„Mit einer optimalen Ressourcennutzung allein wird das Niveau der Patientenversorgung in Deutschland nicht zu halten sein.“ In dieser etwas umständlichen Aussage des „Bündnisses Gesundheit 2000“, das 4,2 Mio. direkt und indirekt Beschäftigte im Gesundheitswesen vertritt, steckt mehr Wahrheit, als es seinen Autoren wahrscheinlich selbst bewußt ist. Auf gut deutsch könnte man auch sagen, daß das Gesundheitswesen angesichts der schweren Wirtschaftskrise auch mit noch soviel Sparen nicht wird gerettet werden können. Nicht nur die gescheiterten Reformversuche sämtlicher Bundesregierungen der letzten 15 Jahre, sondern bereits eine einfache volkswirtschaftliche Rechnung beweisen das.
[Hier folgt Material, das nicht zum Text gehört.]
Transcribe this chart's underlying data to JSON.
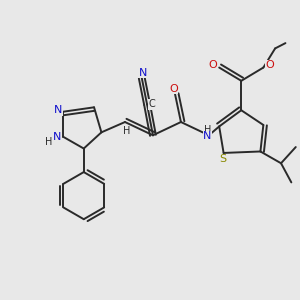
{
  "bg_color": "#e8e8e8",
  "bond_color": "#2a2a2a",
  "bond_width": 1.4,
  "dbo": 0.12,
  "tbo": 0.1,
  "colors": {
    "N": "#1010cc",
    "O": "#cc1010",
    "S": "#888800",
    "C": "#2a2a2a",
    "H": "#2a2a2a"
  },
  "fs": 8.0,
  "fs_small": 7.0
}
Die Ursache der Finanzkrise in der Gesetzlichen Krankenversicherung ist nicht die immer wieder behauptete „Kostenexplosion“ – der Anteil der GKV-Ausgaben am Bruttosozialprodukt ist seit 1980 so gut wie konstant geblieben –, sondern die schwere Weltwirtschafts- und -finanzkrise, die auch Deutschland voll erfaßt hat. Durch die immer weiter steigende Arbeitslosigkeit und sinkende Realeinkommen fließen den Krankenkassen immer weniger Einnahmen zu. Aufgrund der geltenden Berechnungsbestimmungen führt schon eine geringe Zunahme der Arbeitslosigkeit zu erheblichen Einnahmeausfällen.
Der damalige rheinland-pfälzische Sozialminister Heiner Geißler (CDU) hatte 1974 das Märchen von der „Kostenexplosion“ im Gesundheitswesen erfunden. Seine statistischen Fehlschlüsse wurden zum ideologischen Grundstein für die Kostendämpfungspolitik, mit der das Gesundheitswesen seit über 20 Jahren traktiert wird. Seitdem ist „Gesundheitspolitik“ nur noch GKV-Ausgabendämpfungs-Politik. Über die Defizite des Gesundheitssystems gibt es keine Diskussion mehr, die diesen Namen verdient hätte: Das System sei zu teuer, ineffizient, qualitativ nur mäßig und in erster Linie Profitquelle der Anbieter von Gesundheitsprodukten und -dienstleistungen. Belege für diese Allgemeinplätze werden nicht mehr verlangt. Aus dieser Perspektive ist das Gesundheitswesen ein Faß ohne Boden, in das ständig frisches Geld fließt, was aber nicht den Patienten zugute kommt, sondern den Leistungserbringern.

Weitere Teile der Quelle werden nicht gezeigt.